Rayan miraba absorto la foto del folleto.
Se imaginaba a sí mismo habitando uno de esos pisos que se construían en el centro de la ciudad. Con sus niños y su esposa. La cual no tenía. Los cuales no existían. Porque Rayan era soltero.
Se imaginaba a sí mismo viviendo en el ático. Disfrutando de vistas a toda la ciudad. En su nidito de amor para sus amantes. Las chicas de sus sueños. Despampanantes rubias y morenas. A las que no conocía a no ser que pagara por ello.
Se veía a sí mismo con sus colegas. Disfrutando de su cómodo apartamento del centro de la ciudad. Visitado por todos. A todas horas. Unos colegas que no tenía pues Ryan no era un hombre de muchas palabras. Tímido y apocado más bien, diría.
Un año faltaba. Sólo un año para que la constructora entregara los pisos que construía. Un año para reunir una suma de dinero imposible de asumir no por lo elevado de la cuantía sino porque simplemente era imposible sin tener un empleo estable.

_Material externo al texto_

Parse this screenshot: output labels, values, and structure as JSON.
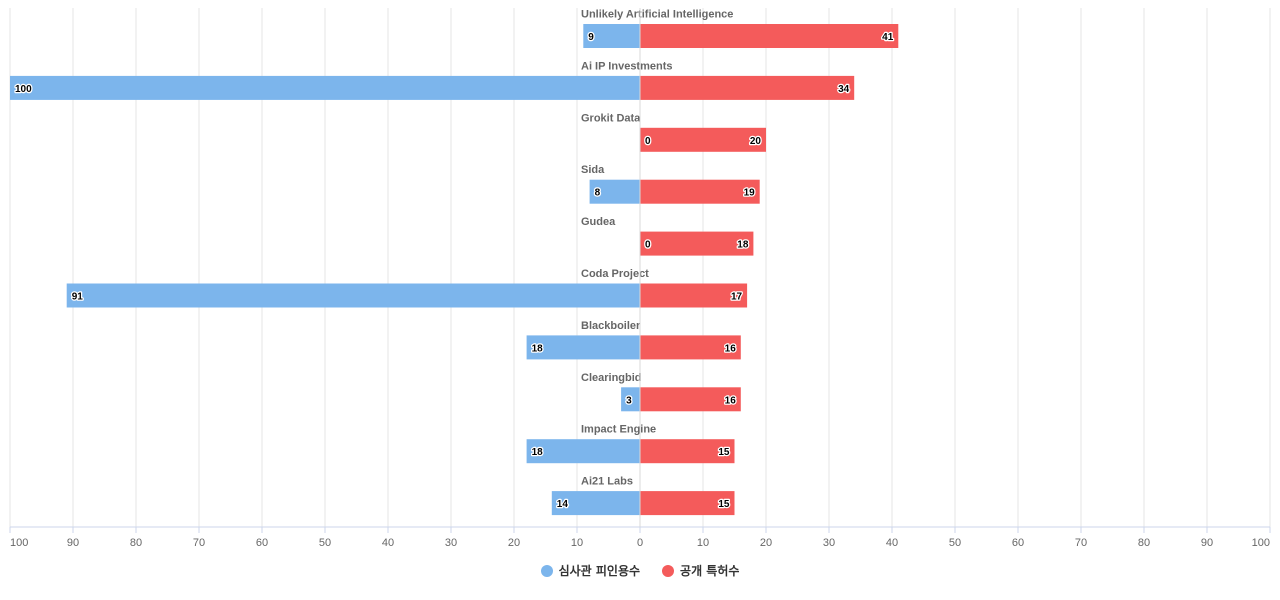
{
  "chart_data": {
    "type": "bar",
    "orientation": "horizontal-diverging",
    "categories": [
      "Unlikely Artificial Intelligence",
      "Ai IP Investments",
      "Grokit Data",
      "Sida",
      "Gudea",
      "Coda Project",
      "Blackboiler",
      "Clearingbid",
      "Impact Engine",
      "Ai21 Labs"
    ],
    "series": [
      {
        "name": "심사관 피인용수",
        "side": "left",
        "color": "#7cb5ec",
        "values": [
          9,
          100,
          0,
          8,
          0,
          91,
          18,
          3,
          18,
          14
        ]
      },
      {
        "name": "공개 특허수",
        "side": "right",
        "color": "#f45b5b",
        "values": [
          41,
          34,
          20,
          19,
          18,
          17,
          16,
          16,
          15,
          15
        ]
      }
    ],
    "xlim": [
      -100,
      100
    ],
    "x_ticks": [
      -100,
      -90,
      -80,
      -70,
      -60,
      -50,
      -40,
      -30,
      -20,
      -10,
      0,
      10,
      20,
      30,
      40,
      50,
      60,
      70,
      80,
      90,
      100
    ],
    "x_tick_labels": [
      "100",
      "90",
      "80",
      "70",
      "60",
      "50",
      "40",
      "30",
      "20",
      "10",
      "0",
      "10",
      "20",
      "30",
      "40",
      "50",
      "60",
      "70",
      "80",
      "90",
      "100"
    ],
    "grid": true,
    "legend_position": "bottom-center"
  }
}
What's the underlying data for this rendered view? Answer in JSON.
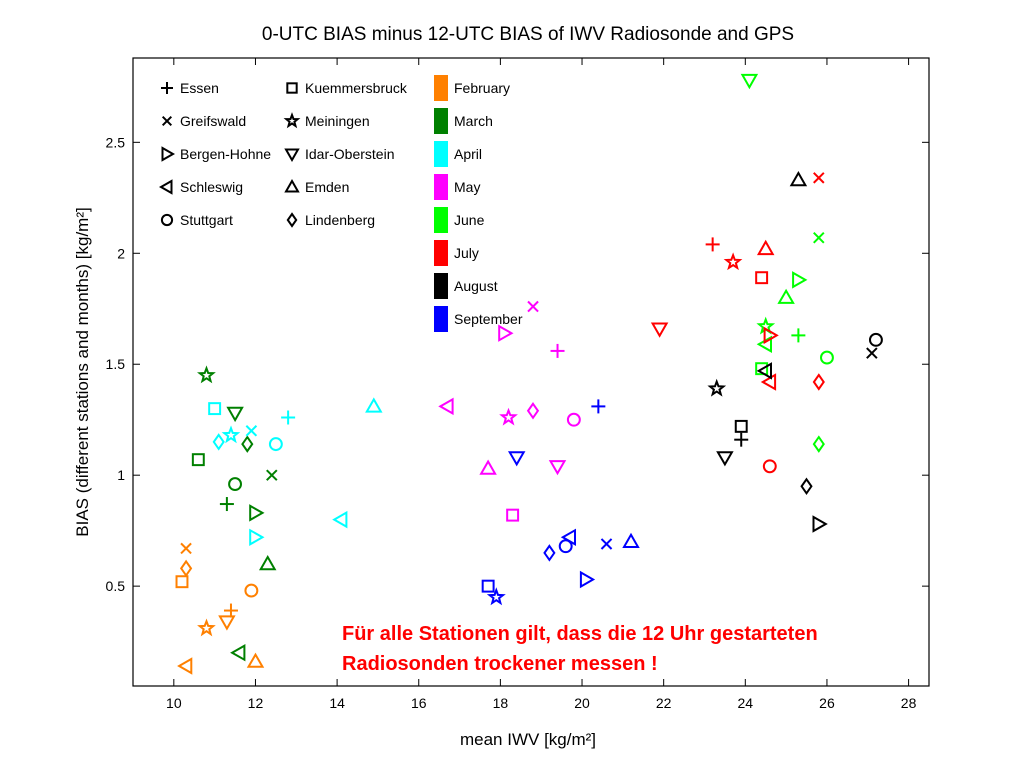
{
  "chart_data": {
    "type": "scatter",
    "title": "0-UTC BIAS minus 12-UTC BIAS of IWV Radiosonde and GPS",
    "xlabel": "mean IWV [kg/m²]",
    "ylabel": "BIAS (different stations and months) [kg/m²]",
    "xlim": [
      9,
      28.5
    ],
    "ylim": [
      0.05,
      2.88
    ],
    "xticks": [
      10,
      12,
      14,
      16,
      18,
      20,
      22,
      24,
      26,
      28
    ],
    "yticks": [
      0.5,
      1,
      1.5,
      2,
      2.5
    ],
    "grid": false,
    "legend_placement": "top-left",
    "stations": [
      {
        "name": "Essen",
        "marker": "plus"
      },
      {
        "name": "Greifswald",
        "marker": "cross"
      },
      {
        "name": "Bergen-Hohne",
        "marker": "triangle-right"
      },
      {
        "name": "Schleswig",
        "marker": "triangle-left"
      },
      {
        "name": "Stuttgart",
        "marker": "circle"
      },
      {
        "name": "Kuemmersbruck",
        "marker": "square"
      },
      {
        "name": "Meiningen",
        "marker": "star"
      },
      {
        "name": "Idar-Oberstein",
        "marker": "triangle-down"
      },
      {
        "name": "Emden",
        "marker": "triangle-up"
      },
      {
        "name": "Lindenberg",
        "marker": "diamond"
      }
    ],
    "months": [
      {
        "name": "February",
        "color": "#ff8000"
      },
      {
        "name": "March",
        "color": "#008000"
      },
      {
        "name": "April",
        "color": "#00ffff"
      },
      {
        "name": "May",
        "color": "#ff00ff"
      },
      {
        "name": "June",
        "color": "#00ff00"
      },
      {
        "name": "July",
        "color": "#ff0000"
      },
      {
        "name": "August",
        "color": "#000000"
      },
      {
        "name": "September",
        "color": "#0000ff"
      }
    ],
    "points": [
      {
        "month": "February",
        "station": "Essen",
        "x": 11.4,
        "y": 0.39
      },
      {
        "month": "February",
        "station": "Greifswald",
        "x": 10.3,
        "y": 0.67
      },
      {
        "month": "February",
        "station": "Schleswig",
        "x": 10.3,
        "y": 0.14
      },
      {
        "month": "February",
        "station": "Stuttgart",
        "x": 11.9,
        "y": 0.48
      },
      {
        "month": "February",
        "station": "Kuemmersbruck",
        "x": 10.2,
        "y": 0.52
      },
      {
        "month": "February",
        "station": "Meiningen",
        "x": 10.8,
        "y": 0.31
      },
      {
        "month": "February",
        "station": "Idar-Oberstein",
        "x": 11.3,
        "y": 0.34
      },
      {
        "month": "February",
        "station": "Emden",
        "x": 12.0,
        "y": 0.16
      },
      {
        "month": "February",
        "station": "Lindenberg",
        "x": 10.3,
        "y": 0.58
      },
      {
        "month": "March",
        "station": "Essen",
        "x": 11.3,
        "y": 0.87
      },
      {
        "month": "March",
        "station": "Greifswald",
        "x": 12.4,
        "y": 1.0
      },
      {
        "month": "March",
        "station": "Bergen-Hohne",
        "x": 12.0,
        "y": 0.83
      },
      {
        "month": "March",
        "station": "Schleswig",
        "x": 11.6,
        "y": 0.2
      },
      {
        "month": "March",
        "station": "Stuttgart",
        "x": 11.5,
        "y": 0.96
      },
      {
        "month": "March",
        "station": "Kuemmersbruck",
        "x": 10.6,
        "y": 1.07
      },
      {
        "month": "March",
        "station": "Meiningen",
        "x": 10.8,
        "y": 1.45
      },
      {
        "month": "March",
        "station": "Idar-Oberstein",
        "x": 11.5,
        "y": 1.28
      },
      {
        "month": "March",
        "station": "Emden",
        "x": 12.3,
        "y": 0.6
      },
      {
        "month": "March",
        "station": "Lindenberg",
        "x": 11.8,
        "y": 1.14
      },
      {
        "month": "April",
        "station": "Essen",
        "x": 12.8,
        "y": 1.26
      },
      {
        "month": "April",
        "station": "Greifswald",
        "x": 11.9,
        "y": 1.2
      },
      {
        "month": "April",
        "station": "Bergen-Hohne",
        "x": 12.0,
        "y": 0.72
      },
      {
        "month": "April",
        "station": "Schleswig",
        "x": 14.1,
        "y": 0.8
      },
      {
        "month": "April",
        "station": "Stuttgart",
        "x": 12.5,
        "y": 1.14
      },
      {
        "month": "April",
        "station": "Kuemmersbruck",
        "x": 11.0,
        "y": 1.3
      },
      {
        "month": "April",
        "station": "Meiningen",
        "x": 11.4,
        "y": 1.18
      },
      {
        "month": "April",
        "station": "Emden",
        "x": 14.9,
        "y": 1.31
      },
      {
        "month": "April",
        "station": "Lindenberg",
        "x": 11.1,
        "y": 1.15
      },
      {
        "month": "May",
        "station": "Essen",
        "x": 19.4,
        "y": 1.56
      },
      {
        "month": "May",
        "station": "Greifswald",
        "x": 18.8,
        "y": 1.76
      },
      {
        "month": "May",
        "station": "Bergen-Hohne",
        "x": 18.1,
        "y": 1.64
      },
      {
        "month": "May",
        "station": "Schleswig",
        "x": 16.7,
        "y": 1.31
      },
      {
        "month": "May",
        "station": "Stuttgart",
        "x": 19.8,
        "y": 1.25
      },
      {
        "month": "May",
        "station": "Kuemmersbruck",
        "x": 18.3,
        "y": 0.82
      },
      {
        "month": "May",
        "station": "Meiningen",
        "x": 18.2,
        "y": 1.26
      },
      {
        "month": "May",
        "station": "Idar-Oberstein",
        "x": 19.4,
        "y": 1.04
      },
      {
        "month": "May",
        "station": "Emden",
        "x": 17.7,
        "y": 1.03
      },
      {
        "month": "May",
        "station": "Lindenberg",
        "x": 18.8,
        "y": 1.29
      },
      {
        "month": "June",
        "station": "Essen",
        "x": 25.3,
        "y": 1.63
      },
      {
        "month": "June",
        "station": "Greifswald",
        "x": 25.8,
        "y": 2.07
      },
      {
        "month": "June",
        "station": "Bergen-Hohne",
        "x": 25.3,
        "y": 1.88
      },
      {
        "month": "June",
        "station": "Stuttgart",
        "x": 26.0,
        "y": 1.53
      },
      {
        "month": "June",
        "station": "Kuemmersbruck",
        "x": 24.4,
        "y": 1.48
      },
      {
        "month": "June",
        "station": "Meiningen",
        "x": 24.5,
        "y": 1.67
      },
      {
        "month": "June",
        "station": "Idar-Oberstein",
        "x": 24.1,
        "y": 2.78
      },
      {
        "month": "June",
        "station": "Emden",
        "x": 25.0,
        "y": 1.8
      },
      {
        "month": "June",
        "station": "Lindenberg",
        "x": 25.8,
        "y": 1.14
      },
      {
        "month": "June",
        "station": "Schleswig",
        "x": 24.5,
        "y": 1.59
      },
      {
        "month": "July",
        "station": "Essen",
        "x": 23.2,
        "y": 2.04
      },
      {
        "month": "July",
        "station": "Greifswald",
        "x": 25.8,
        "y": 2.34
      },
      {
        "month": "July",
        "station": "Bergen-Hohne",
        "x": 24.6,
        "y": 1.63
      },
      {
        "month": "July",
        "station": "Schleswig",
        "x": 24.6,
        "y": 1.42
      },
      {
        "month": "July",
        "station": "Stuttgart",
        "x": 24.6,
        "y": 1.04
      },
      {
        "month": "July",
        "station": "Kuemmersbruck",
        "x": 24.4,
        "y": 1.89
      },
      {
        "month": "July",
        "station": "Meiningen",
        "x": 23.7,
        "y": 1.96
      },
      {
        "month": "July",
        "station": "Idar-Oberstein",
        "x": 21.9,
        "y": 1.66
      },
      {
        "month": "July",
        "station": "Emden",
        "x": 24.5,
        "y": 2.02
      },
      {
        "month": "July",
        "station": "Lindenberg",
        "x": 25.8,
        "y": 1.42
      },
      {
        "month": "August",
        "station": "Essen",
        "x": 23.9,
        "y": 1.16
      },
      {
        "month": "August",
        "station": "Greifswald",
        "x": 27.1,
        "y": 1.55
      },
      {
        "month": "August",
        "station": "Bergen-Hohne",
        "x": 25.8,
        "y": 0.78
      },
      {
        "month": "August",
        "station": "Schleswig",
        "x": 24.5,
        "y": 1.47
      },
      {
        "month": "August",
        "station": "Stuttgart",
        "x": 27.2,
        "y": 1.61
      },
      {
        "month": "August",
        "station": "Kuemmersbruck",
        "x": 23.9,
        "y": 1.22
      },
      {
        "month": "August",
        "station": "Meiningen",
        "x": 23.3,
        "y": 1.39
      },
      {
        "month": "August",
        "station": "Idar-Oberstein",
        "x": 23.5,
        "y": 1.08
      },
      {
        "month": "August",
        "station": "Emden",
        "x": 25.3,
        "y": 2.33
      },
      {
        "month": "August",
        "station": "Lindenberg",
        "x": 25.5,
        "y": 0.95
      },
      {
        "month": "September",
        "station": "Essen",
        "x": 20.4,
        "y": 1.31
      },
      {
        "month": "September",
        "station": "Greifswald",
        "x": 20.6,
        "y": 0.69
      },
      {
        "month": "September",
        "station": "Bergen-Hohne",
        "x": 20.1,
        "y": 0.53
      },
      {
        "month": "September",
        "station": "Stuttgart",
        "x": 19.6,
        "y": 0.68
      },
      {
        "month": "September",
        "station": "Kuemmersbruck",
        "x": 17.7,
        "y": 0.5
      },
      {
        "month": "September",
        "station": "Meiningen",
        "x": 17.9,
        "y": 0.45
      },
      {
        "month": "September",
        "station": "Idar-Oberstein",
        "x": 18.4,
        "y": 1.08
      },
      {
        "month": "September",
        "station": "Emden",
        "x": 21.2,
        "y": 0.7
      },
      {
        "month": "September",
        "station": "Lindenberg",
        "x": 19.2,
        "y": 0.65
      },
      {
        "month": "September",
        "station": "Schleswig",
        "x": 19.7,
        "y": 0.72
      }
    ],
    "annotation": {
      "line1": "Für alle Stationen gilt, dass die 12 Uhr gestarteten",
      "line2": "Radiosonden trockener messen !"
    }
  }
}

Rayan suspiró. Y las lágrimas acudieron a su rostro. Apagó la tenue luz de la mesilla y se despidió de todos un “hasta mañana” gritado a los cuatro vientos. Sus padres y hermanos con los que vivía a pesar de su edad no contestaron.
Cerró los ojos y trató de inventar un sueño. Porque era todo cuanto tenía. Su mente, su imaginación y su esperanza para enfrentarse a la realidad del mundo que le había tocado vivir.
Y mientras veía en su mente la fotografía del folleto pidió un deseo.
A la mañana siguiente Rayan no estaba en su cama.
Sus padres fallecieron sin saber que fue de su hijo. Y sus hermanos jamás le volvieron a ver.